How talking about work always can set you back in enjoying life normally.

It's almost been two years for our marriage. Before I came into my spouse's life we didn't know each other. I'm pretty much a laid back person and I sometimes talk about my work and sometimes dont. After marrying my spouse, everyday or so for two years theres been constant venting about his workplace and how he feels about projects and deadlines and clients.

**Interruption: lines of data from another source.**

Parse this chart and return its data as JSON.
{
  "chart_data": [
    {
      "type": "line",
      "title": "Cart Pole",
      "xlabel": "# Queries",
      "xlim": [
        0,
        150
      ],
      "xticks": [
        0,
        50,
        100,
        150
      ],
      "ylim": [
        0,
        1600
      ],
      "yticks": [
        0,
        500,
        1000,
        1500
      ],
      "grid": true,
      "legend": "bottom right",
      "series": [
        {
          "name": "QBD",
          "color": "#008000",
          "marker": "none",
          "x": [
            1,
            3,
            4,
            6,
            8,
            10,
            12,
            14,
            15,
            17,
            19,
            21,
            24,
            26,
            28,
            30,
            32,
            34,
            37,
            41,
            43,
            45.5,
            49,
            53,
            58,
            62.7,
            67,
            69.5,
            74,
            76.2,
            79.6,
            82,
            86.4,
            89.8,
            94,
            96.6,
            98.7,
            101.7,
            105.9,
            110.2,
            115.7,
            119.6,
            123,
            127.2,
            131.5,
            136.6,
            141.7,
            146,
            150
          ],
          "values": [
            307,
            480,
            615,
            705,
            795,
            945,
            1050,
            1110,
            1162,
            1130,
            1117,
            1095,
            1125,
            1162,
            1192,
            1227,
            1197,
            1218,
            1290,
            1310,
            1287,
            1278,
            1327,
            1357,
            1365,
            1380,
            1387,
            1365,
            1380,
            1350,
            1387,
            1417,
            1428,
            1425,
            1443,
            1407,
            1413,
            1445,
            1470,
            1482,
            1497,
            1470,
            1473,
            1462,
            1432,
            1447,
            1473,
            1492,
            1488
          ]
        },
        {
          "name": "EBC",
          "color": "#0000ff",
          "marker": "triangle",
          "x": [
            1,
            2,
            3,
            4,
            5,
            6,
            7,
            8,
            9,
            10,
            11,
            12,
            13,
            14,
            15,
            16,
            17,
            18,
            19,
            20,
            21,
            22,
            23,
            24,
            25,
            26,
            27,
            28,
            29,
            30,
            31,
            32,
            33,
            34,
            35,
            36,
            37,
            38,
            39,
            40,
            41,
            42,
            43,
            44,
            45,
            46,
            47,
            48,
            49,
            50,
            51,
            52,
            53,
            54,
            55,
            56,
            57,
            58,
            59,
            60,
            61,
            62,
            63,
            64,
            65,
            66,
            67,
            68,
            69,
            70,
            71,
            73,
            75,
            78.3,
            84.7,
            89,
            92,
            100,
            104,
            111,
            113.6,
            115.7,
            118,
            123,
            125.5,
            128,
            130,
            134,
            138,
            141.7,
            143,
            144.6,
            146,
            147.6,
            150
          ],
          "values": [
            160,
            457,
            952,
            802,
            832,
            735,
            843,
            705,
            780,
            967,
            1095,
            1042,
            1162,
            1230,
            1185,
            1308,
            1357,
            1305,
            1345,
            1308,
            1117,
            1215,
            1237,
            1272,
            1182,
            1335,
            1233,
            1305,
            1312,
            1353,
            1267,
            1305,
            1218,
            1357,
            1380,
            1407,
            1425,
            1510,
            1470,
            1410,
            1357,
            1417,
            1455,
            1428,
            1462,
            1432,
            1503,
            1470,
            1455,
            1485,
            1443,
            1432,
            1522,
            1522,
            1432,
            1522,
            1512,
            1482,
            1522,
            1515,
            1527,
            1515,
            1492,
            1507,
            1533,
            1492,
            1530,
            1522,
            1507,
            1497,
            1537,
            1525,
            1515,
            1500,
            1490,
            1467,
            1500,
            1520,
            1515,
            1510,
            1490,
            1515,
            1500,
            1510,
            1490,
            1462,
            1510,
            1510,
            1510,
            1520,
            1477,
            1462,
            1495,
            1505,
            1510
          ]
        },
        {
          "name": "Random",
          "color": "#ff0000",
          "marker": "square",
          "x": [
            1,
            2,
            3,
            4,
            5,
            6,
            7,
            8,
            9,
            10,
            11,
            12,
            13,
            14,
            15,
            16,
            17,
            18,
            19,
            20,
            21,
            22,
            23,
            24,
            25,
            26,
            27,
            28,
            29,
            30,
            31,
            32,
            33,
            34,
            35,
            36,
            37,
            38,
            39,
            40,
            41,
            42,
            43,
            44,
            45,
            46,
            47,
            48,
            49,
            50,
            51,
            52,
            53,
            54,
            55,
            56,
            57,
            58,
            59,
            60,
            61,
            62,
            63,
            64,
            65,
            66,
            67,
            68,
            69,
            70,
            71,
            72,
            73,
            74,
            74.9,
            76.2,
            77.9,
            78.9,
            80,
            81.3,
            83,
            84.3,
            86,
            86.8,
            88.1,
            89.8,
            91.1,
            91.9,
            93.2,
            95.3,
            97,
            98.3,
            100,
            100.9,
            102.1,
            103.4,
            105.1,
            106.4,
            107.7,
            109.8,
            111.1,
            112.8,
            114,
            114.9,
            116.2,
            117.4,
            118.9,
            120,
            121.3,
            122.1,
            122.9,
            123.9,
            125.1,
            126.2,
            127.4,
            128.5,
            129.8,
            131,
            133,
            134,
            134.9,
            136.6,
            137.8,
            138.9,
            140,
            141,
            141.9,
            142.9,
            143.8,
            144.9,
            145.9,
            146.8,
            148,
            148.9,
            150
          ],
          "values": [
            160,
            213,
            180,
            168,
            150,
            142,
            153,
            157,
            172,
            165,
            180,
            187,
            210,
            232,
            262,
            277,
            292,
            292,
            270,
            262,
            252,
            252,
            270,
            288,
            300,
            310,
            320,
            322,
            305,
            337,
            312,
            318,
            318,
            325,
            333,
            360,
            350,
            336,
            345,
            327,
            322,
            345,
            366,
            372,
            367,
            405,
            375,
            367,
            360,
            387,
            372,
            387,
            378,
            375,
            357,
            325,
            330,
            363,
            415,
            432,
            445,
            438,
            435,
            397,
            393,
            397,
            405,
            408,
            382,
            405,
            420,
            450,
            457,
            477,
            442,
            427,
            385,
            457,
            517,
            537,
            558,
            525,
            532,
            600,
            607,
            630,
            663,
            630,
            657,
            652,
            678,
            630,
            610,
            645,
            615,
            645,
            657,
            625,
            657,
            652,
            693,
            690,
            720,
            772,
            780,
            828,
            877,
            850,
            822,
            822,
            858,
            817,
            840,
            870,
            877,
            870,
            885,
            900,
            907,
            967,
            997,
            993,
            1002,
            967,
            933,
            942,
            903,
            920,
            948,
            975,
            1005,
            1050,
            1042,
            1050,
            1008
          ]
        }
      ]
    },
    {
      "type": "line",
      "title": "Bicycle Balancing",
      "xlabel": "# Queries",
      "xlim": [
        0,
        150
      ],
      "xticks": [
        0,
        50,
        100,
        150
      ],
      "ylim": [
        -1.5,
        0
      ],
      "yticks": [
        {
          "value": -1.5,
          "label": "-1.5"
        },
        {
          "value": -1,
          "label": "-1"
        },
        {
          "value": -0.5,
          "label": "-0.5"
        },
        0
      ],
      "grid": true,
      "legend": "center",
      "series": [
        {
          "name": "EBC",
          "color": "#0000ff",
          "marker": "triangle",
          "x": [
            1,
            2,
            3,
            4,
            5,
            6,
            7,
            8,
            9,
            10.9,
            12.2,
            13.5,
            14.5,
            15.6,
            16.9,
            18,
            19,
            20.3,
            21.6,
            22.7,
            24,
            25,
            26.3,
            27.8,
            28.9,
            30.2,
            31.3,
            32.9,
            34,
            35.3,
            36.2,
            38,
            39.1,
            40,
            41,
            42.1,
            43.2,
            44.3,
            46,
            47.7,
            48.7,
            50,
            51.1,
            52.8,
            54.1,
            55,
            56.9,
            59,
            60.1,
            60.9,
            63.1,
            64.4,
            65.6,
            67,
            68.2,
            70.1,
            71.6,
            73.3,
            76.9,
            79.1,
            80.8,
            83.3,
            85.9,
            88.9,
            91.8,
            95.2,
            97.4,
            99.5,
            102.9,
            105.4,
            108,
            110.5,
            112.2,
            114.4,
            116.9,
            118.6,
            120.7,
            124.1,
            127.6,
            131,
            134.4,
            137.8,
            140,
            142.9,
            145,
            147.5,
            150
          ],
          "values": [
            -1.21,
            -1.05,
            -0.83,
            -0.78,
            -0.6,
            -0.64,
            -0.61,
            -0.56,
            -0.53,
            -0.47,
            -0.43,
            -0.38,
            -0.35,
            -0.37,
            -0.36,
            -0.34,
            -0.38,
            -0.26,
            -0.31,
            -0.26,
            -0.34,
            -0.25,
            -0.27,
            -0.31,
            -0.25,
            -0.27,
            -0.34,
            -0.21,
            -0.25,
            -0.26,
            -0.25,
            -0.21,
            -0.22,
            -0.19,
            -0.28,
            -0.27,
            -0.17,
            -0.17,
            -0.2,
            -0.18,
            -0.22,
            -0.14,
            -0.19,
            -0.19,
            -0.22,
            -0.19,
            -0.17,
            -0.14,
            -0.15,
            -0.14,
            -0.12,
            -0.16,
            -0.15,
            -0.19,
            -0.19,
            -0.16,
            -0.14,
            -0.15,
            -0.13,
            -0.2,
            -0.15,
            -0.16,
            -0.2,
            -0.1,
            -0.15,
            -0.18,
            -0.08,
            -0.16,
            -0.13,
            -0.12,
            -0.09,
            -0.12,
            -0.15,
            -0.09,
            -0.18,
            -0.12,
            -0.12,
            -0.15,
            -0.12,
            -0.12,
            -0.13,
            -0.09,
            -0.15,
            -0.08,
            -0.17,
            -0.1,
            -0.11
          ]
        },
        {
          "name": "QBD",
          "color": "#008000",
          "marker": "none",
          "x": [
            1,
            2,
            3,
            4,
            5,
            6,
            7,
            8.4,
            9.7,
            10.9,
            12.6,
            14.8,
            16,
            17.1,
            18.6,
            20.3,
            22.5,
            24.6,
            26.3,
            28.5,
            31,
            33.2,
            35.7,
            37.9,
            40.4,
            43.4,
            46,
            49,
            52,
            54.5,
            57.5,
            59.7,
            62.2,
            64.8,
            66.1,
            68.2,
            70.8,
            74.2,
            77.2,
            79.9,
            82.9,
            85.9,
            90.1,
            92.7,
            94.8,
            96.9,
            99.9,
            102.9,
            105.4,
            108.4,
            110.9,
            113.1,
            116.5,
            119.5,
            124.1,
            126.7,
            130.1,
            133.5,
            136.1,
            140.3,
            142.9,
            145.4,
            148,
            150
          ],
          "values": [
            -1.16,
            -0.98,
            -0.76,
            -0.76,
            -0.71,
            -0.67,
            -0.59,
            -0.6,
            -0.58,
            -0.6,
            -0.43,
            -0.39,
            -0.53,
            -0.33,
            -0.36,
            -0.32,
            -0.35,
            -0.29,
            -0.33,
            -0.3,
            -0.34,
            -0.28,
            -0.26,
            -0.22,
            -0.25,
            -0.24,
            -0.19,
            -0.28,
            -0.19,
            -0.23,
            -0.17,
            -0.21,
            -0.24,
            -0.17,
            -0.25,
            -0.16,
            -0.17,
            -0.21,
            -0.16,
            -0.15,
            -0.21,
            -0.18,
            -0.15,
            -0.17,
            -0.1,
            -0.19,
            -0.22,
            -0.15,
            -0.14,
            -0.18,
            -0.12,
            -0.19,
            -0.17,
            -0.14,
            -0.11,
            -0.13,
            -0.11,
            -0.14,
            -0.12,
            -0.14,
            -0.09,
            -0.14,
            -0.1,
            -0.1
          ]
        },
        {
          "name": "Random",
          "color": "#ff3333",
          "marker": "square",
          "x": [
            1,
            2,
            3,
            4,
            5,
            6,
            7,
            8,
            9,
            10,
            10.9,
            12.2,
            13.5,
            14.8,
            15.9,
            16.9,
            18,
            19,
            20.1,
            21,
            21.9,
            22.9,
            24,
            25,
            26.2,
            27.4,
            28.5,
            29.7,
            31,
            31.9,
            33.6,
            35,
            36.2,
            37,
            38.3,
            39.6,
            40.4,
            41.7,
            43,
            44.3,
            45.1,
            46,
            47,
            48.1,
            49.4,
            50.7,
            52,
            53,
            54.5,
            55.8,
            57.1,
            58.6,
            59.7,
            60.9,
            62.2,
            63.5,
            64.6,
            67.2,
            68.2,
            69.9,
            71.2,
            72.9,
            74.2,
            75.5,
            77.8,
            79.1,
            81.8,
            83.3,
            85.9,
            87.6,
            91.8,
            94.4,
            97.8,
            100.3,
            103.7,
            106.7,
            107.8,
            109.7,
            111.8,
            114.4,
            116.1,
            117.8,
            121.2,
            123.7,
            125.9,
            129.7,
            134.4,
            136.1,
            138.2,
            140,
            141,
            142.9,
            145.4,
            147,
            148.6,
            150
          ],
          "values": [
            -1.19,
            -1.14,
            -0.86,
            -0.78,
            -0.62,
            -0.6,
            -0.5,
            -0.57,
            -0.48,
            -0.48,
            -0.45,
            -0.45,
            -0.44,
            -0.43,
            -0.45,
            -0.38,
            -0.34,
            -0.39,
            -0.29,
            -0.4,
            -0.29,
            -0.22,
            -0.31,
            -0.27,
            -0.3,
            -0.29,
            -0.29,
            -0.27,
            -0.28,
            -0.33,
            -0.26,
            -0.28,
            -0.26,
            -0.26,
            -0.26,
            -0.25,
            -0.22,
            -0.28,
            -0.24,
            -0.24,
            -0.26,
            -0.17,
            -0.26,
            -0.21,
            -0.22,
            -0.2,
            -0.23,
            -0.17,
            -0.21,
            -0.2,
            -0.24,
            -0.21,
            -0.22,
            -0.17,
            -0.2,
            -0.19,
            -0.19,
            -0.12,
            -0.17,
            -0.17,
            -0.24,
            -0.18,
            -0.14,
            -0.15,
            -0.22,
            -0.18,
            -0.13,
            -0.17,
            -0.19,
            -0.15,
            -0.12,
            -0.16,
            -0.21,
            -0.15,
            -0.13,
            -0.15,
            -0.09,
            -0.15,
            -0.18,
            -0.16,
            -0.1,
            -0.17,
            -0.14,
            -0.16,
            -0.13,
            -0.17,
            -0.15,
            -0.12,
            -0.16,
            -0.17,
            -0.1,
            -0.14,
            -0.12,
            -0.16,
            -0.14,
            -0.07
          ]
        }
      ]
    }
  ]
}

  • At time’s he leave’s early in the morning around 7am to start work on his project’s and get emails out. He will come home around 7:30pm and sometimes 8pm or sometime’s 9pm. When he comes home he’s usually so mentally drained and tired. He’s hard working, and feels the company runs on him since hes a senior for many years in that company. Of course his hard work got him to a position he deserved. He LOVES what he does, and he enjoys the work. But sometimes doing so much of something can really burn you out, which is why the constant venting of the company tactics, project's, deadlines and colleagues. Do I ever get to spend much time with him after work? Maybe, and maybe not. I've learnt to come to peace at this. I love him so I must accept how hard he's working and it’s ok.
  • Sometimes he's too tired to even talk to me and would fall asleep. I never get asked how my day was and if I did anything new for my own business. But its ok.
  • I feel like I've become a career therapist, or just a therapist from the start of our relationship, through marriage. I'm always telling him everything will be ok or just listening to how he's pressured at work. But it's ok.
  • At times I clam up, or curl into a ball deep inside. After listening to his “eventful” day’s at work — what could I possibly even talk about my day? My struggles? Probably not because by the time it comes to me, I’m mentally drained and prefer not to share what I did for the day, even if I have had work or orders or had lots of sales. Does he really care? But its OK.
  • We argue every now and then, he can use terms like give me feedback or you havent communicated with me properly about something. He even applies work methods at home, I wish he could just leave work at work, but its ok.
  • I have less patience now, because now our weekend's seem to have been taken away as he is busy trying to make everyone happy in his own family. Im often remarked with certain things from his family. But it's ok.
  • I feel like hiding when he tries to come to me and telling me let's go out. Because I don't want to socialise with anyone, and I have felt shut out a while back from him. But it's ok.
  • I often mitigate my stress if he tries to talk to me, by keeping myself busy in another activity, often not able to look into my partners eyes the way I was able to. But its ok.

Today I feel I want to shut out the ones I love. Today I feel helpless because I cannot understand my partner and unable to communicate with him. Today I am often made guilty by his family if I try to contact him during work hours to find out where he is, I care but maybe I should stop and care about my health since my feelings are dying. But Im holding on, and hoping he realise’s how talking about work can put things under distress in his personal life.

Im hoping we can all achieve a better relationship by leaving work thoughts at work and coming home to genuinly spend time with your loved ones. If you fall down or fall sick, your loved ones are going to lend you a helping hand and NOT your workplace!

I work really hard as Im self employed, but Im a one man band. I do pretty much everything myself for my business, from conceptual research to production to finishing to marketing and to selling. But I have strict timings and I work from 9am to 4pm. I dont want to burn out and I want to forget and spend time with the ones I love.